TWO prolific burglars who preyed on Thatcham homeowners have been jailed.
It was the pair’s third conviction each for housebreaking and one of their victims gave an emotional account of the trauma she suffered at their hands, which was read out at Reading Crown Court on Friday, October 6.
In the dock were Mark ‘Sparky’ Lewington and Peter Michael Cripps, both of no fixed address.
The court heard that on July 28, Gillian Richards left her home in Grassmead, Thatcham, to visit her daughter. When she returned, her French windows had been forced and an Acer laptop was missing.
The following day the pair targeted the home of Clive Kimber and his wife in Turners Drive, Thatcham.
The Kimbers were dismayed on arriving home to find it had been ransacked and that, among hundreds of pounds worth of jewellery and electronic goods stolen was a priceless family heirloom – a First World War medal awarded to Mrs Kimber’s grandfather.

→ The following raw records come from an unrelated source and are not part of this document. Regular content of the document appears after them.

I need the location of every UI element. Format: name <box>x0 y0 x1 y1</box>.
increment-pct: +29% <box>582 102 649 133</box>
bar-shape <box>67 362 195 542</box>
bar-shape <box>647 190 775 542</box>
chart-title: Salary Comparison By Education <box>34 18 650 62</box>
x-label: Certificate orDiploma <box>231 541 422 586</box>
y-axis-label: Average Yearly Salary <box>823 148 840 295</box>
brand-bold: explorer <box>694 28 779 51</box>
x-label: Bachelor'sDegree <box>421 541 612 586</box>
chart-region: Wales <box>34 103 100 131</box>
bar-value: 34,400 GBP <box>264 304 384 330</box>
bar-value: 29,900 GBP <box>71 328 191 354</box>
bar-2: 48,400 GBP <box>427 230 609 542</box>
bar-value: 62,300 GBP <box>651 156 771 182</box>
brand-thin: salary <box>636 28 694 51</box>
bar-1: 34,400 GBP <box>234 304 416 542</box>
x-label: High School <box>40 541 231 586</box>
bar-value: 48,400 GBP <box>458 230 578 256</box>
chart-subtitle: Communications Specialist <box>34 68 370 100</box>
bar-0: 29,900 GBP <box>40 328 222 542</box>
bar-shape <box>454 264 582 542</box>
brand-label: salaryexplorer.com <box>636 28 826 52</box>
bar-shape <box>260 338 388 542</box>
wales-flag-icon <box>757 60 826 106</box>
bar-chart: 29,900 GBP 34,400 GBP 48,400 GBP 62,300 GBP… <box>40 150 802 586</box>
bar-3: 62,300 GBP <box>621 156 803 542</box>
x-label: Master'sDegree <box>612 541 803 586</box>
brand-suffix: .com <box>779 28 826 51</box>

The medal, plus a diamond engagement ring that was also stolen, has never been recovered.
Cripps, aged 37, and Lewington, aged 27, were caught after they tried to steal a Jaguar XK from the Kimbers’ garage and a dashboard security device recorded Cripps referring to his accomplice by his nickname, Sparky.
When police went to an address where they had been holed up, they both ran for it, but were later arrested.
The pair gave “no comment” interviews, but subsequently admitted the burglaries.
Both are drug addicts and have lengthy criminal records, including two previous convictions each for home burglaries.
In a victim impact statement, Mrs Kimber said the intrusion had “knocked me for six”.
She added: “It’s the thought that they have been in our house and been through our things, including photos of our grandchildren.
“I feel anxious and won’t stay in the house when Clive’s away.
“I don’t want to be in the house when I’m on my own.
“An important family heirloom and irreplaceable jewellery were stolen."
David Dainty, for Cripps, said it was to his client’s “great credit” that he had successfully weaned himself off Class A controlled drugs.
He added: “He had been sofa-surfing with friends and had no income whatsoever, so he did what he now recognises was an incredibly stupid thing.”
Michael Harrison, for Lewington, handed the judge a letter his client had written, in which he claimed he had “got in with the wrong crowd and got dragged along”.
The judge, Recorder Michael Heslop QC, said the pair each had “appalling records” for burglary and that Lewington, in particular, had a habit of re-offending while on early release from previous jail sentences.
He told them: “Both of you represent a high risk to the public, and the public needs protection. There was a significant degree of loss to the victims.”
Cripps and Lewington were each jailed for a total of four-and-a-half years.